The Times story included the usual boiler plate caveat required in covering Israel’s nuclear arsenal.

Although widely assumed a nuclear power, Israel has never acknowledged possessing nuclear weapons or capabilities and continues to maintain its decades-old “strategic ambiguity” policy on the matter, neither confirming nor denying foreign reports on the issue.

Foreign Policy carried a report September 9, that on the chemical weapons front, Israel does not have clean hands.

Syria’s reported use of chemical weapons is threatening to turn the civil war there into a wider conflict. But the Bashar al-Assad government may not be the only one in the region with a nerve gas stockpile. A newly discovered CIA document indicates that Israel likely built up a chemical arsenal of its own.

It is almost universally believed in intelligence circles here in Washington, that Israel possesses a stockpile of several hundred fission nuclear weapons, and perhaps even some high-yield thermonuclear weapons. Analysts believe the Israeli government built the nuclear stockpile in the 1960s and 1970s as a hedge against the remote possibility that the armies of its Arab neighbors could someday overwhelm the Israeli military. But nuclear weapons are not the only weapon of mass destruction that Israel has constructed.

Reports have circulated in arms control circles for almost 20 years that Israel secretly manufactured a stockpile of chemical and biological weapons to complement its nuclear arsenal. Much of the attention has been focused on the research and development work being conducted at the Israeli government’s secretive Israel Institute for Biological Research at Ness Ziona, located 20 kilometers south of Tel Aviv.

But little, if any, hard evidence has ever been published to indicate that Israel possesses a stockpile of chemical or biological weapons. This secret 1983 CIA intelligence estimate may be the strongest indication yet.

According to the document, American spy satellites uncovered in 1982 “a probable CW [chemical weapon] nerve agent production facility and a storage facility… at the Dimona Sensitive Storage Area in the Negev Desert. Other CW production is believed to exist within a well-developed Israeli chemical industry.”

Meanwhile, as the Geneva talks proceed, President Obama appears to be ready for the U.S. and Iran to work toward more cordial relations.  That telephone call the President shared with Iranian President Hassan Rouhani has begun to pay dividends.

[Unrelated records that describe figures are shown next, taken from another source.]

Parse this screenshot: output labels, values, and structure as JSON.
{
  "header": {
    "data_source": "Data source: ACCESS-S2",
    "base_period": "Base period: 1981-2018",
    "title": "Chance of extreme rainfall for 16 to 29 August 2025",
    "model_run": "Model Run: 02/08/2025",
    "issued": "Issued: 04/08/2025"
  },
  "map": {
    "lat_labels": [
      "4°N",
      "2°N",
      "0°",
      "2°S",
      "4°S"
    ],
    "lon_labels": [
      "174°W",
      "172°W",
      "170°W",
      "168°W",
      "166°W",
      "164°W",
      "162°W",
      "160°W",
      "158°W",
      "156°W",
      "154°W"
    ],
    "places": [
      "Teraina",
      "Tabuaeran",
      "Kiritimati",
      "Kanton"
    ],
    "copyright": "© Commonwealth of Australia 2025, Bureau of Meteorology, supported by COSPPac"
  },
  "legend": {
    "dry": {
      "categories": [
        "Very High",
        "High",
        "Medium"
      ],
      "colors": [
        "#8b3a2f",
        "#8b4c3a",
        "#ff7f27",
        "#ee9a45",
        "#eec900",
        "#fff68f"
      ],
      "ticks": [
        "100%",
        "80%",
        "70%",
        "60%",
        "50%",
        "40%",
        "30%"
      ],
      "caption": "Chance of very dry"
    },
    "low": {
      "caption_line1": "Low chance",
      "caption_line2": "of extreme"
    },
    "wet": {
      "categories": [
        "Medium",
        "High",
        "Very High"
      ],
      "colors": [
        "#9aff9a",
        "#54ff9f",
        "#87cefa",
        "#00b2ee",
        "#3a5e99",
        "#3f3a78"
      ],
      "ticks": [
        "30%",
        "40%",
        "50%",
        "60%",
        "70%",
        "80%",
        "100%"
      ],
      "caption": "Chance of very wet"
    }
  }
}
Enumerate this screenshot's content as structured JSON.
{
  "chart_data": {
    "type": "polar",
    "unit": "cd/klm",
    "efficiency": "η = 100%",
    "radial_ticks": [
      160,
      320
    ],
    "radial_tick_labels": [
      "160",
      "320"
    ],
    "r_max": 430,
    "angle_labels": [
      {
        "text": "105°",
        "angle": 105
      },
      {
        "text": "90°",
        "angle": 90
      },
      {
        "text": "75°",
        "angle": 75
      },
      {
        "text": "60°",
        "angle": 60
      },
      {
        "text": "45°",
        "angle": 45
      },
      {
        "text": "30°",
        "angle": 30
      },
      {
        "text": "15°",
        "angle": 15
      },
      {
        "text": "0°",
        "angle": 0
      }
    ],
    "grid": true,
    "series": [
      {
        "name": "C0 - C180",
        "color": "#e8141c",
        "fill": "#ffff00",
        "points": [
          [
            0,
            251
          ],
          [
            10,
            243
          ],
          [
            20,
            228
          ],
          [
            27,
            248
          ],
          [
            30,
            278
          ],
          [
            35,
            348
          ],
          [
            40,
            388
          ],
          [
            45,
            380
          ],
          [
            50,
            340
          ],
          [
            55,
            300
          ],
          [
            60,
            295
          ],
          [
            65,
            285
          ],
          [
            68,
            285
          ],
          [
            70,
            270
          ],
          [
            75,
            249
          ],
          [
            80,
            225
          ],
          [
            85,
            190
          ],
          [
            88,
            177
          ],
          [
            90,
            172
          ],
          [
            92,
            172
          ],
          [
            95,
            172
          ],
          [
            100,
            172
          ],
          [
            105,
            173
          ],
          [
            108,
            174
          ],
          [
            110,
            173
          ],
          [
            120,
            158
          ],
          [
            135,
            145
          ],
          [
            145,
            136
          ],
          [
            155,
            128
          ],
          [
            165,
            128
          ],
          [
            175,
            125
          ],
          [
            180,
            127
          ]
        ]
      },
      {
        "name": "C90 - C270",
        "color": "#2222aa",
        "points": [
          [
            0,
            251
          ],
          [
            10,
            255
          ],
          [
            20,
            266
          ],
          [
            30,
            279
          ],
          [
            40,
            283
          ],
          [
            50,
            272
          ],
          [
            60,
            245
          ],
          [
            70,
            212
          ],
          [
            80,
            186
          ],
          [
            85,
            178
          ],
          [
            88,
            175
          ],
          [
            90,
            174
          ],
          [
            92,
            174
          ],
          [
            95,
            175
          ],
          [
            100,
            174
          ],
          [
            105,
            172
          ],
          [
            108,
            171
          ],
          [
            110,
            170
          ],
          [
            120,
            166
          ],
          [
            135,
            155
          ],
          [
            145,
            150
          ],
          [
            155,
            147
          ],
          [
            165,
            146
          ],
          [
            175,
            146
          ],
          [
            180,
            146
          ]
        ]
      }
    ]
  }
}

This has not been well received in Saudi Arabia, one of the few remaining Middle Eastern countries still friendly with Israel. Iran’s Fars News Agency reported the Saudis response to the improved Washington-Teheran relationship:

Saudi officials have reportedly become deeply upset and anxious over the Iranians’ success during President Hassan Rouhani’s recent visit to New York and the possible start of rapprochement between Tehran and Washington, and are seeking a way to sabotage the trend, a source said.
“The Saudi officials are highly distressed over this rapprochement and have held a meeting on September 24 in the presence of President of the Royal Court Khalid al-Tuwaijri, Commander of the National Guard Mutaib bin Abdullah, Interior Minister Prince Mohammed bin Nayef and National Security Council Secretary and Intelligence Chief Prince Bandar Bin Sultan,” an informed source close to the Saudi Royal family told FNA on Sunday.

“At the meeting the relations between Iran and the US and the settlement of Iran’s nuclear issue with the Group 5+1 (the five permanent UN Security Council members plus Germany) came under study and Iran’s growing chances of success on this path were assessed to be much dangerous to Saudi Arabia’s national security,” the source added.

The source said that the Saudi officials have decided to use all their diplomatic and intelligence capabilities and possibilities as well as their lobbies in the US to blockade a rapprochement between Tehran and Washington and Bandar bin Sultan was assigned to study possible ways of stirring tension between Iran and the US.

“The meeting also decided that any plan developed in this regard should be coordinated with the Israeli lobbies, which are also angry at the positive atmosphere created between Iran and the US,” the source concluded.

The times they really “are a-changin’” when Israel’s U.S. lobby forces are forced to make common cause with those of Saudi Arabia.